The applicant’s dispute having been handled by a designated agent, does not fall within the provisions of any of the analyzed provisions. The applicant being in possession of various awards validly issued by quasi-judicial tribunals vested with statutory authority to issue such awards would obviously pursue enforcement. Where respondent has failed to comply with the terms of the determination and the applicant is thus unable to enjoy execution of what he is entitled to, the determination will in fact be brutum fulmen. Anyone in the position of the applicant would have assumed that they will find redress in the Labour Act and the courts. Surprisingly, there is no statute which specifically provides for enforcement procedure of determination by a designated agent.

The position was extensively addressed in a composite judgment in Zimbabwe Rural District Councils Workers’ Union v Nyanga Rural District Council HH118/22 wherein it was ruled as follows:

“The authority of the designated agent is indisputable. The Constitutional Court endorsed that position beyond doubt in the Isoquant Investments (or ZIMOCO) decision. Evidently it was the deliberate decision of the Legislature, mindful of the need to attain industrial justice, to set up dispute resolution mechanisms by making provision for the appointment of designated agents and clothing them with certain adjudicatory powers. But registration of awards by a court is something quite different. There is no statutory authority for it. That seems to leave the determination by a designated agent at the level of a liquid document or some such instrument of debt. In my view, there is an obvious need for the Legislature to step in and correct the anomaly. In the premises I would also dismiss the applications.”

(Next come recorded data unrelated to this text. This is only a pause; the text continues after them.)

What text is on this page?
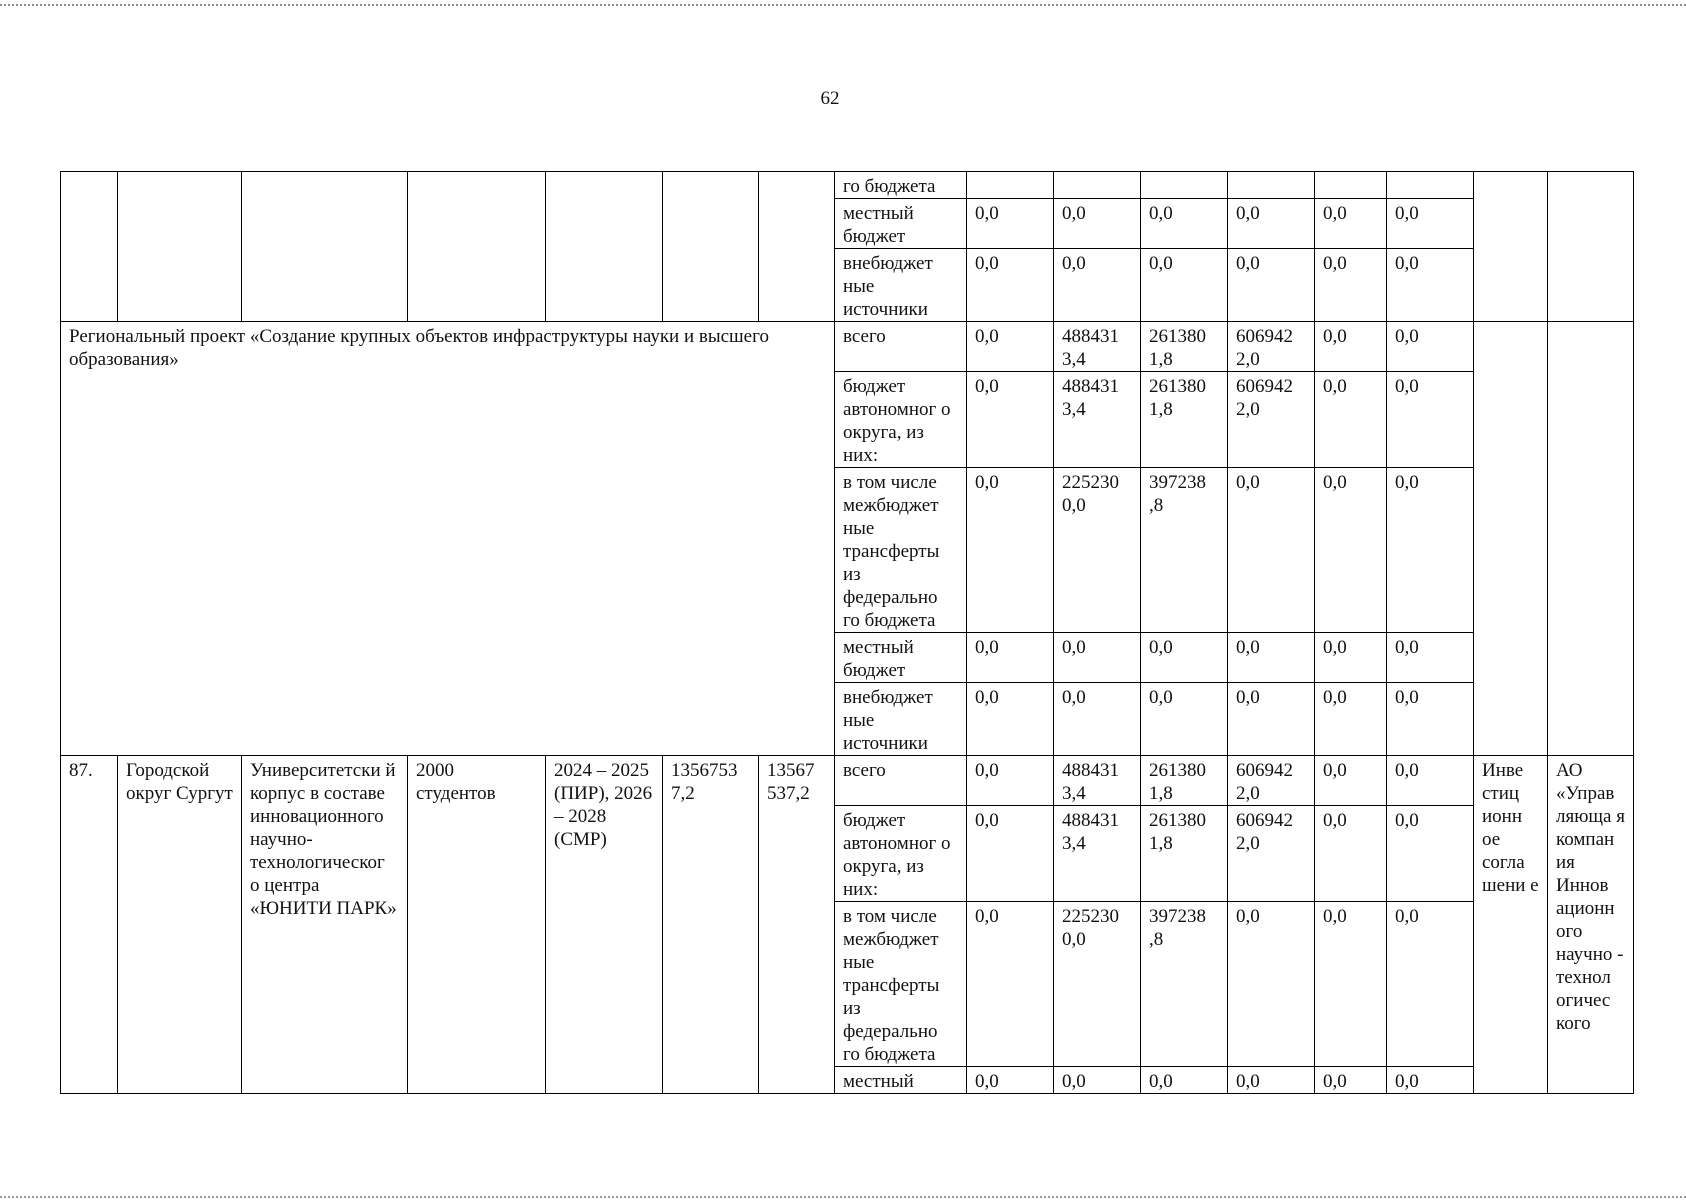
62
							го бюджета								
							местный бюджет	0,0	0,0	0,0	0,0	0,0	0,0		
							внебюджет ные источники	0,0	0,0	0,0	0,0	0,0	0,0		
Региональный проект «Создание крупных объектов инфраструктуры науки и высшего образования»							всего	0,0	488431 3,4	261380 1,8	606942 2,0	0,0	0,0		
							бюджет автономног о округа, из них:	0,0	488431 3,4	261380 1,8	606942 2,0	0,0	0,0		
							в том числе межбюджет ные трансферты из федерально го бюджета	0,0	225230 0,0	397238 ,8	0,0	0,0	0,0		
							местный бюджет	0,0	0,0	0,0	0,0	0,0	0,0		
							внебюджет ные источники	0,0	0,0	0,0	0,0	0,0	0,0		
87.	Городской округ Сургут	Университетски й корпус в составе инновационного научно- технологическог о центра «ЮНИТИ ПАРК»	2000 студентов	2024 – 2025 (ПИР), 2026 – 2028 (СМР)	1356753 7,2	13567 537,2	всего	0,0	488431 3,4	261380 1,8	606942 2,0	0,0	0,0	Инве стиц ионн ое согла шени е	АО «Управ ляюща я компан ия Иннов ационн ого научно - технол огичес кого
							бюджет автономног о округа, из них:	0,0	488431 3,4	261380 1,8	606942 2,0	0,0	0,0		
							в том числе межбюджет ные трансферты из федерально го бюджета	0,0	225230 0,0	397238 ,8	0,0	0,0	0,0		
							местный	0,0	0,0	0,0	0,0	0,0	0,0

Given the aforegoing sentiment, this court in the exercise of its inherent jurisdiction cannot draw such authority. What this court offers in situation like the present applicant was addressed in the Nyanga case supra where MAFUSIRE J made the following remarks;

“I consider that the applicant is not without a remedy. The determinations by the designated agents can form the basis of proceedings for judgments from this court in much the same way as liquid documents are ……...”

Suffice that whilst the above option may be available, it is burdensome on the litigant as the litigant needs to approach court again and litigate yet registration if available would be the best and most convenient procedure to adopt given that a determination would already have been made. It is imperative that the Legislature proceeds with haste to enact legislation that covers the lacuna in the law and ensures that provision is made for enforcement of determinations by designated agents. Without such provision, successful candidates who hold determinations in their favour remain deprived and unjustly prejudiced due to inability to immediately enjoy the benefits ensuing from their awards.

Given the aforegoing, this application cannot succeed.

Accordingly, the following order is made :

The application is dismissed.

MUNANGATI-MANONGWA J………………………………

Matsikidze Attorneys- At- Law, applicant’s legal practitioners.

Shonhai Law Chambers, respondent’s legal practitioners.